En 1985, la 9e Court Fédérale du District de San Francisco donne raison aux prétentions de McMurtry en le reconnaissant « successeur » de l’Ordo Templi Orientis d’Aleister Crowley. Une grande victoire commerciale pour la grandeur des caisses du Calife ! Depuis 1987, l’OTO est connu sous le nom de « OTO International ». La Grande Loge des États-Unis ainsi que l’OTO International sont enregistrés comme organisations religieuses aux É-U afin de bénéficier d’avantages fiscaux.
Après la mort de McMurtry, en 1985, l’intérim du pouvoir sera exercé, avec l’accord du Conseil d’administration de la société OTO, par Bill Heidrick qui organisera l’élection du Président deux mois plus tard ! Un nouveau Calife sera alors élu en septembre 1985 en la personne de William Breeze [12] qui, sous le nom mystique de Sa Très Sacrée Majesté « Hymenaeus Beta » X° et Calife, dirige encore à l’heure actuelle l’OTO inc.
Après leurs diverses victoires sur les copyrights d’Aleister Crowley, l’OTO Califal deviendra une usine à fric orientée uniquement dans l’édition et la perception des royalties des œuvres de Crowley.

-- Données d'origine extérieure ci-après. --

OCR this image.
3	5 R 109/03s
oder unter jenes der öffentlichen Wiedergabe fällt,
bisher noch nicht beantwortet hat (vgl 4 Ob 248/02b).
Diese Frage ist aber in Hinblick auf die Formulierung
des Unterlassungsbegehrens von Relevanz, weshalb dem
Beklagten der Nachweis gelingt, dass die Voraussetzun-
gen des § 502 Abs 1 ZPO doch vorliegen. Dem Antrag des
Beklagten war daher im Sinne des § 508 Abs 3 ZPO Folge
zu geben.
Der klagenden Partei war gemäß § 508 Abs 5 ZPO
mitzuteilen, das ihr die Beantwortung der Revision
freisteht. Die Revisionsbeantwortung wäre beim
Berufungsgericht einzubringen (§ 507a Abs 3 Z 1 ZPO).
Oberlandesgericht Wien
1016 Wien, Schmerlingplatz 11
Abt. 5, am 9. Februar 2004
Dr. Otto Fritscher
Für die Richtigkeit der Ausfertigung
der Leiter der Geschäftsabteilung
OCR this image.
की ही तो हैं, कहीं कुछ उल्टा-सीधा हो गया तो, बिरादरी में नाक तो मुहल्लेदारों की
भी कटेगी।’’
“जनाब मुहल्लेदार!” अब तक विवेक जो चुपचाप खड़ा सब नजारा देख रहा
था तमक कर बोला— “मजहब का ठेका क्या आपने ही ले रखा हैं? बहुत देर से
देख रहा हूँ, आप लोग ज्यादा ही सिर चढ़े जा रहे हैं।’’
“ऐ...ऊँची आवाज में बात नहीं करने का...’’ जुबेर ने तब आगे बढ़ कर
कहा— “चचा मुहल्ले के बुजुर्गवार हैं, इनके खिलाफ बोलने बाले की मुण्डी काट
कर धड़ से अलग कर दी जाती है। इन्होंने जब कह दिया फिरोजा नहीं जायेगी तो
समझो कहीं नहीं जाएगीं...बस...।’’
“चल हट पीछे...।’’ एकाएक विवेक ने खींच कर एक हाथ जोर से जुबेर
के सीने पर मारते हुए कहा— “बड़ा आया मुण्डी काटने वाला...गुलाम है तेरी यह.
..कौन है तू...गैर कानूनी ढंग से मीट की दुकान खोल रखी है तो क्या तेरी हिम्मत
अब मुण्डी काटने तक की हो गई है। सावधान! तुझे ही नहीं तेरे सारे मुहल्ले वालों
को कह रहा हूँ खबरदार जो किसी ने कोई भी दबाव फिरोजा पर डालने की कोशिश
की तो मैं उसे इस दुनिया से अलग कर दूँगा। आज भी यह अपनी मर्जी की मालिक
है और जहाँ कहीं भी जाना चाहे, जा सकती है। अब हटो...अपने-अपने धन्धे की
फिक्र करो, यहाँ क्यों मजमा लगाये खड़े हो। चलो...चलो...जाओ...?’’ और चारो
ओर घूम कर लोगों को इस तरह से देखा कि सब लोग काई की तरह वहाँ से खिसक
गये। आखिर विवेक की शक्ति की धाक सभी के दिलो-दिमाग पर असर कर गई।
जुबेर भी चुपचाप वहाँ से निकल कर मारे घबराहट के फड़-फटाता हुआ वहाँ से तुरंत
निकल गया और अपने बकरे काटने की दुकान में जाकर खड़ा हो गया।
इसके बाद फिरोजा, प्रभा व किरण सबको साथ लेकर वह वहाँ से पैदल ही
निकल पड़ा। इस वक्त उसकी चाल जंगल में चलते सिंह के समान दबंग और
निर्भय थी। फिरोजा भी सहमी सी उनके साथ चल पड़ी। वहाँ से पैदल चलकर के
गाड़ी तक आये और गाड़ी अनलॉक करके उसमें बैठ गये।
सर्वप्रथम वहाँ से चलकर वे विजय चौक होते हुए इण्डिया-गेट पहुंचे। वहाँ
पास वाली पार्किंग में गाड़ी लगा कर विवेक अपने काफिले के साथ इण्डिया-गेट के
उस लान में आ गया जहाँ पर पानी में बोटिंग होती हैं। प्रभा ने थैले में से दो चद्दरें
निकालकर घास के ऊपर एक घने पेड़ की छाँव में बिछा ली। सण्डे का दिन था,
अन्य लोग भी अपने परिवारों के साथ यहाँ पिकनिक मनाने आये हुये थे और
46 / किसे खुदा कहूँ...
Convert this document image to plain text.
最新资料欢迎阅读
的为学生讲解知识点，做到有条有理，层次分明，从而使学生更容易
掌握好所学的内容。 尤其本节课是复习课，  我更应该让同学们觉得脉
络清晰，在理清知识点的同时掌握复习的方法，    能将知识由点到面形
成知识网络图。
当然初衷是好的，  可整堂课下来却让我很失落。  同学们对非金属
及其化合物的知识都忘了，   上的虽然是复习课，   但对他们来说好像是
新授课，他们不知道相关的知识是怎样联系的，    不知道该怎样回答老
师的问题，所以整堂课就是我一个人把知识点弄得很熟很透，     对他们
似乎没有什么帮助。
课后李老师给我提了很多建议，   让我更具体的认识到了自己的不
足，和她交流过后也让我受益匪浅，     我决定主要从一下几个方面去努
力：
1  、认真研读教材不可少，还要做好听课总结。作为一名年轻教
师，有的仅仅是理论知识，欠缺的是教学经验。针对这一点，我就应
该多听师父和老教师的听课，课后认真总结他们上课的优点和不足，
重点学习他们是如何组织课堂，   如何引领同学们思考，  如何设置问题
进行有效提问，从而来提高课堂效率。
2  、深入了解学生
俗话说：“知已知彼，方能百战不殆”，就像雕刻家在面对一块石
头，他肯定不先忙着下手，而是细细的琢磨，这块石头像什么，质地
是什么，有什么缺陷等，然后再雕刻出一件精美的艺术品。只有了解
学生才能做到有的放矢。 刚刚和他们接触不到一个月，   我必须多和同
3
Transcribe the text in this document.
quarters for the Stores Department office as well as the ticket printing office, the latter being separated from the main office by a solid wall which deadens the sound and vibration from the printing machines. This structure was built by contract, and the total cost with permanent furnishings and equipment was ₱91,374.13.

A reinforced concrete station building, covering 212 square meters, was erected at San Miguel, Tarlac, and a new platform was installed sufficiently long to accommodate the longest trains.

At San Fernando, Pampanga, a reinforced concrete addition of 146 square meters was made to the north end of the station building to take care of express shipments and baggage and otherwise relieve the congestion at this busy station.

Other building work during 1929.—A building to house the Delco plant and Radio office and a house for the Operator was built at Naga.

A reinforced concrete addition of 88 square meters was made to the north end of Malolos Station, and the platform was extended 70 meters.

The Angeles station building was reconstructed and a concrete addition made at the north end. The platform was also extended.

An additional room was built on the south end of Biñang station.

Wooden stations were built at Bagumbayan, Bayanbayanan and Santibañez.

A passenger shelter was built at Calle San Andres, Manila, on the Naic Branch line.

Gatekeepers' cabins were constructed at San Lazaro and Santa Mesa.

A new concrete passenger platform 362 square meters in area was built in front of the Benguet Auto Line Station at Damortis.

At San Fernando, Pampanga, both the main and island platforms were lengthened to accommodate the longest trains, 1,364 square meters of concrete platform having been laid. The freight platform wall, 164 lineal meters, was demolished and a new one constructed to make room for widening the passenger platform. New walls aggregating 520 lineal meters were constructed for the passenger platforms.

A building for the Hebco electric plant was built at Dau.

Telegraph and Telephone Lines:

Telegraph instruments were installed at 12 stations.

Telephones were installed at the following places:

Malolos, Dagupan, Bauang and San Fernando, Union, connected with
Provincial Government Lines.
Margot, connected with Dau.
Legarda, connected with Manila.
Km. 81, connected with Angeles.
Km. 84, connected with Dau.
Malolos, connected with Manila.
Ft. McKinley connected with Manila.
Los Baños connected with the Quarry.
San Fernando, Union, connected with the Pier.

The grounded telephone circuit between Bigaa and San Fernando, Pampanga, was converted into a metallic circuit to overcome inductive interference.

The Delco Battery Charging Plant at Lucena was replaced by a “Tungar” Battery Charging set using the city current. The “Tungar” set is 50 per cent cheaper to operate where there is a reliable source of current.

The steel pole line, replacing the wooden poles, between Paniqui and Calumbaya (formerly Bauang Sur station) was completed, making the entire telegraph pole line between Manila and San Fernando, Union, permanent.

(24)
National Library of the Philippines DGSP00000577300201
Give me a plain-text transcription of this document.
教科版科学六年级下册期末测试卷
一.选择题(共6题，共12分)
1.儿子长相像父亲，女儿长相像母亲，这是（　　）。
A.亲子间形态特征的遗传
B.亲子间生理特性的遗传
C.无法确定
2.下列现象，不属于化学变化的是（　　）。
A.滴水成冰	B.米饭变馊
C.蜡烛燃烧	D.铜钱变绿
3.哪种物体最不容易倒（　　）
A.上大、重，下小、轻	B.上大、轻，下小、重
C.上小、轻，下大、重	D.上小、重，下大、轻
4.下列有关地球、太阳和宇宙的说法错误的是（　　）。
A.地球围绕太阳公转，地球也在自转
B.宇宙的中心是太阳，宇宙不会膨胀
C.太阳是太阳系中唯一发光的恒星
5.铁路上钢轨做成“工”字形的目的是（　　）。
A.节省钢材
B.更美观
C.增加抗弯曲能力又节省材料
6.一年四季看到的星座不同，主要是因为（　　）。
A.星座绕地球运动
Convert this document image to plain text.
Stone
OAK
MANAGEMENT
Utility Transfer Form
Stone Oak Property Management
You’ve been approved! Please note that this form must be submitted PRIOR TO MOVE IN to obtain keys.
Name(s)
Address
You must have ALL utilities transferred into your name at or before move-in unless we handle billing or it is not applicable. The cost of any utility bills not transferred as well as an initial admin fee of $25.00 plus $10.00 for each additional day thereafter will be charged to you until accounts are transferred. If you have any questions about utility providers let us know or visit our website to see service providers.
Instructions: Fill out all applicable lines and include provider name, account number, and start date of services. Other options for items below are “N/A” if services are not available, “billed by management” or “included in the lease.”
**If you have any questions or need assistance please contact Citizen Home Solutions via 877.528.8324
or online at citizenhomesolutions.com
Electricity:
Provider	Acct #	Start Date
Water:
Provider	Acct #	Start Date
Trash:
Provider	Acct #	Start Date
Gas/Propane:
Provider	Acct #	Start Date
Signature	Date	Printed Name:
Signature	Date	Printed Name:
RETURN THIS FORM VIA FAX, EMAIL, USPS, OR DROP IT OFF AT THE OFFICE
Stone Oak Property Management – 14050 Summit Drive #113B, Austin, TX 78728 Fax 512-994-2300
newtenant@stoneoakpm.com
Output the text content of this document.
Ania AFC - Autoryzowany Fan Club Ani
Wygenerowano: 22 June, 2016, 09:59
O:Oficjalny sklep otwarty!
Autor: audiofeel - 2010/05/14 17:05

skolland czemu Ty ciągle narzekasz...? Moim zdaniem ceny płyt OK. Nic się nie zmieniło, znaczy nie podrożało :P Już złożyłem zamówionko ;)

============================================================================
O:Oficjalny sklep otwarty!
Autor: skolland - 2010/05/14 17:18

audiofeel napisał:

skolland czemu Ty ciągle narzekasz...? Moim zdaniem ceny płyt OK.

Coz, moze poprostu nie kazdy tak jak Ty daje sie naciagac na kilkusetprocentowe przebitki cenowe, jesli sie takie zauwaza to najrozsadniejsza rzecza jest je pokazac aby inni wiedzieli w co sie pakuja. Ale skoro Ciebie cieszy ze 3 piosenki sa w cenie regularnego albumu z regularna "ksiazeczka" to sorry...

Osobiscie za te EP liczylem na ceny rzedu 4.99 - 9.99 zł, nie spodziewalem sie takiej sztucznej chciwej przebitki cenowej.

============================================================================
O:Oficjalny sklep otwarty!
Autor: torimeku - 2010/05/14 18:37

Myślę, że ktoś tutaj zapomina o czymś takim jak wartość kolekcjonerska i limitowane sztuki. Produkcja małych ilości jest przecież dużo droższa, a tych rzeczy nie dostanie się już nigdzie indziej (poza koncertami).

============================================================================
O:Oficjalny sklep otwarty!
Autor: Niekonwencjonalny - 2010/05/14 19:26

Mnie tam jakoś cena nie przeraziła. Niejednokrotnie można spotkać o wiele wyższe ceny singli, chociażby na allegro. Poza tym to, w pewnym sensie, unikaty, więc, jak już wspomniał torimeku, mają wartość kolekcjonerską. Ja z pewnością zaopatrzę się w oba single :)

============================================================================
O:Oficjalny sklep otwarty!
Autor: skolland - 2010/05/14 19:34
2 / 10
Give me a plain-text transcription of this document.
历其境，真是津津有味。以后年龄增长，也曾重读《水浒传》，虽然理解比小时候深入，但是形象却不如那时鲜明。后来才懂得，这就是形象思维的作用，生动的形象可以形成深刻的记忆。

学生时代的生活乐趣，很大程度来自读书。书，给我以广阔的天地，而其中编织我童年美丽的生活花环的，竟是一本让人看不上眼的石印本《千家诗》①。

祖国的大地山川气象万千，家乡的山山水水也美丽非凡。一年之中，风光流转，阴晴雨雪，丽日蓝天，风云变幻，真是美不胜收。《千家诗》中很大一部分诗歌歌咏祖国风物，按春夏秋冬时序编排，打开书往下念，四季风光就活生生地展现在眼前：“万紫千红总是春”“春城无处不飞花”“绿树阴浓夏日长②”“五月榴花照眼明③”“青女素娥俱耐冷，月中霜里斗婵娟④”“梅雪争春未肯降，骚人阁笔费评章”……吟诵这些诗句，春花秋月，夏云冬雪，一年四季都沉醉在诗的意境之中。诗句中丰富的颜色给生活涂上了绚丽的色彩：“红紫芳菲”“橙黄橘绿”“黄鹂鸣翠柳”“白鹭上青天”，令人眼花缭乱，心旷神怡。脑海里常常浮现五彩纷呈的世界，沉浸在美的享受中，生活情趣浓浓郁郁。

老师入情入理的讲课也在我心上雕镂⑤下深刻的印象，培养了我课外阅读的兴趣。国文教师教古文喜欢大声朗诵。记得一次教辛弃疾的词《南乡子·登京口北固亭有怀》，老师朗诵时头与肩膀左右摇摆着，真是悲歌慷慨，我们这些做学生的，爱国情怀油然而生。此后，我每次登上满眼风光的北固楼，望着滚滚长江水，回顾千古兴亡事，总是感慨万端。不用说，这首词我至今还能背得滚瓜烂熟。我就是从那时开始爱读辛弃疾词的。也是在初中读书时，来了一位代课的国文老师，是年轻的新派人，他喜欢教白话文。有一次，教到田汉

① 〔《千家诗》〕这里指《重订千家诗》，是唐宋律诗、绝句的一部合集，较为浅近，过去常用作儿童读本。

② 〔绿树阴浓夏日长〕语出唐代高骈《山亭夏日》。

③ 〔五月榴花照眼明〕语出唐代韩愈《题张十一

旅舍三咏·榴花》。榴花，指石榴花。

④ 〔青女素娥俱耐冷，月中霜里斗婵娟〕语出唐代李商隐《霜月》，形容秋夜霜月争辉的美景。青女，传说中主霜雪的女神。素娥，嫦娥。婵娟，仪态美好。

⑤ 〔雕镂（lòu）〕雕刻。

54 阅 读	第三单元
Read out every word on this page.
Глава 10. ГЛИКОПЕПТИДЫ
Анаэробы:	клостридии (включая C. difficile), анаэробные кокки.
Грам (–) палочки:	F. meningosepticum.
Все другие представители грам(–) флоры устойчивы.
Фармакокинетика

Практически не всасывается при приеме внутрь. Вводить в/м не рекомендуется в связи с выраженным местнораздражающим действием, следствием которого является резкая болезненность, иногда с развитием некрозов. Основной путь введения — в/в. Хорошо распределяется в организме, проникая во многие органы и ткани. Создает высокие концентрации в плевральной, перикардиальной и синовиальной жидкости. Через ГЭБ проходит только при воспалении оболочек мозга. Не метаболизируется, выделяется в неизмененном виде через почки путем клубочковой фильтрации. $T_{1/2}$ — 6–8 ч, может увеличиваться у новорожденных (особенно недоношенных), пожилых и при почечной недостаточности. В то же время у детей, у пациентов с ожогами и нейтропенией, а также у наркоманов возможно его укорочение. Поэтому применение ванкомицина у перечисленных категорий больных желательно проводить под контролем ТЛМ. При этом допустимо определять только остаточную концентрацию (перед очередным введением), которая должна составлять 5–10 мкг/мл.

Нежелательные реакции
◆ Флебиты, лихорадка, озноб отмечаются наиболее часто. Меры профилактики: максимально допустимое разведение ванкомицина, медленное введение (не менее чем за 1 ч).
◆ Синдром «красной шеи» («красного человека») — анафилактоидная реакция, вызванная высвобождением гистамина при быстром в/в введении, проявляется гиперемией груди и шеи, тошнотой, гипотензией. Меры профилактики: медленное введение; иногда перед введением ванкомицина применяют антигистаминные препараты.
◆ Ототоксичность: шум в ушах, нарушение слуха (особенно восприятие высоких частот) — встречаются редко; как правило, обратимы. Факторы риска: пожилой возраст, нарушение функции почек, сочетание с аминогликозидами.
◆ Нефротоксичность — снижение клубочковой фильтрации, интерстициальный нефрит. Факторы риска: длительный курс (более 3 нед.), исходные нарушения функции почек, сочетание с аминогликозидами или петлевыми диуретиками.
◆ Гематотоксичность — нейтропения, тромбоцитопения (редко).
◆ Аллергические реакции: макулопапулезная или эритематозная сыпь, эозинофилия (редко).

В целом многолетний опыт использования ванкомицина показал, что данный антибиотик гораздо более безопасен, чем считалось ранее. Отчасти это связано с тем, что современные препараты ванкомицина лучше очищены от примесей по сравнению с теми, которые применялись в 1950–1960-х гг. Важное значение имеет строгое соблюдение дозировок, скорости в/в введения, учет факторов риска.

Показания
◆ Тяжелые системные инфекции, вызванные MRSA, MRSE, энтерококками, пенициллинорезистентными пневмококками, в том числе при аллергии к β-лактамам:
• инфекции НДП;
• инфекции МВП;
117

Le côté spirituel – si l’on peut parler de spirituel dans le salmigondis sexophile de Crowley – et magique devient l’accessoire d’une pose précieuse et élitiste qui bénéficie uniquement à une société commerciale américaine tenant plus du MacDonald que du cénacle mystique.
Pour conclure, nous laissons la parole à James A. Eshelman qui avait rejoint le Califat en 1979, fut vice-calife lors de l’élection de Breeze avant de quitter l’OTO Califal :
« Je pense que leur point de vue – du moins celui de HB, bien que je doute qu’il l’admettrait de cette manière – est qu’il est prêt à sacrifier le développement spirituel de la génération actuelle (puisqu’il est impossible de réformer la version post-Grady de l’Ordre) afin de poser de meilleures fondations pour le développement spirituel de l’humanité dans les quelques milliers d’années à venir », en ajoutant : « l’OTO est un simple club. Un simple club. Une chose purement mondaine. Son destin n’est en aucune manière lié à celui de l’Éon lui-même » [13] .
« Mon Fils, je te charge de ne jamais révéler la Vérité aux Femmes. Car c’est ce qui est écrit : Ne jette pas les Perles aux Cochons, à moins qu’ils ne se retournent contre toi & te déchirent. Vois, dans la Nature de la Femme il n’y a pas de Vérité, ou d’Appréhension de la Vérité, ou de Possibilité pour la Vérité… Maintenant, pour une Femme tout Mensonge suffit & ne pense pas que la Vérité est puissante & dominera comme Elle le fait avec l’Homme… » [14].